The case involves a double fatality that pretrial evidence indicates was caused by a park-to-reverse event in a Chrysler-manufactured 2008 Dodge Grand Caravan. Rose Coats was found crushed to death, standing upright, between the open driver’s side door and the corner of her garage frame. Her husband Roy was lying directly underneath her, dead of a heart attack. The vehicle’s engine was running with the transmission in reverse.
The district court granted summary judgment to Chrysler despite this suspicious scene and the documented history of Chrysler park-to-reverse incidents, and even though an automotive expert’s testing of the Coats minivan revealed that a driver could unwittingly place its transmission into a false park gear.
The Ninth Circuit reversed and remanded for trial in a published opinion. The court wrote “that genuine issues of material fact exist as to whether a ‘false park’ defect in the Coats’ Grand Caravan caused the deaths of Roy and Rose Coats. We also find that the district court incorrectly applied the relevant substantive law.”

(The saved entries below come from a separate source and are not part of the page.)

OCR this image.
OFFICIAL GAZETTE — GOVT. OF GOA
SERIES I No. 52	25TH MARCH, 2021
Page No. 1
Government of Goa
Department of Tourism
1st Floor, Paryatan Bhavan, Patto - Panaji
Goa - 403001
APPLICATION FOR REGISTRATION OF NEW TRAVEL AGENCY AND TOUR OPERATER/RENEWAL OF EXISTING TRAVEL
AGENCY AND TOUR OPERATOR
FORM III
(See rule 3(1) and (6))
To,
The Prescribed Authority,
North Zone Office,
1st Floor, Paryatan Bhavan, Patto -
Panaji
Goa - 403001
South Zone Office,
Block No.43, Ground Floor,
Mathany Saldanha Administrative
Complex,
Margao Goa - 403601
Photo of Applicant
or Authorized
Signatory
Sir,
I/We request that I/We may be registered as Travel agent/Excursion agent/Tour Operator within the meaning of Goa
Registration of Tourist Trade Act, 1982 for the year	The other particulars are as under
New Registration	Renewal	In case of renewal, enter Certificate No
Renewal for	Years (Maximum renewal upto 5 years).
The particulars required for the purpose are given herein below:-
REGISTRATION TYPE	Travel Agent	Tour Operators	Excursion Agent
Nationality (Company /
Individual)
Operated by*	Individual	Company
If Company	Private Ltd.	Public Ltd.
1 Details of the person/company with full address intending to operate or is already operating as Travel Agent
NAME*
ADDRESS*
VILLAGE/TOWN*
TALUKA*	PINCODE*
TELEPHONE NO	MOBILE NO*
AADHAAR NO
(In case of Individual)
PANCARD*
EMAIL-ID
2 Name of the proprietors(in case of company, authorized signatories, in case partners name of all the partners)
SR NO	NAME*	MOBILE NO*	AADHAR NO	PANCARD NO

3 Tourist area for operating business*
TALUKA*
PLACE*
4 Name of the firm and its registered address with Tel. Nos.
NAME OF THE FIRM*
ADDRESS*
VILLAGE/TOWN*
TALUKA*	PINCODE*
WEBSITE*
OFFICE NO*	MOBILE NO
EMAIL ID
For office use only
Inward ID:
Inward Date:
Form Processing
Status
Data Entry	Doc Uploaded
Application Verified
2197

“We’re looking forward to trying this case — it’s a strong one,” said Walburg, who represents the plaintiffs, survivors of the Coatses. “The Ninth Circuit needed only a few short pages to vindicate the important policies and principles of strict products liability, a doctrine firmly embedded in California law that both deters manufacturers from placing dangerous products on the market and provides redress to the victims of product defects. The opinion is a credit to that doctrine’s vitality and to the ability of juries to sort through the evidence in this type of case to reach a just result.”
Today’s opinion explained that “[t]he alleged existence of the ‘false park’ defect, documented in Chrysler vehicles by the National Highway Traffic Safety Administration and identified in the Grand Caravan through Plaintiffs’ expert Rosenbluth’s testing, along with the details of Roy and Rose Coats’ deaths, present genuine issues of material fact that would allow a reasonable jury to conclude that the ‘false park’ defect was the legal cause of the accident and their deaths.”
About Lieff Cabraser
Described by The American Lawyer as “one of the nation’s premier plaintiffs’ firms,” Lieff Cabraser Heimann & Bernstein, LLP is a national plaintiffs’ law firm with offices in San Francisco, New York and Nashville. U.S. News and Best Lawyers selected Lieff Cabraser as national “Law Firm of the Year” for 2015 in the category of plaintiffs’ mass torts and class actions.
Lieff Cabraser prevailed in a 2007 trial against Chrysler over a similar park-to-reverse incident involving a 1991 Dodge Dakota, obtaining a $54 million jury verdict that included an assessment of $50 million in punitive damages.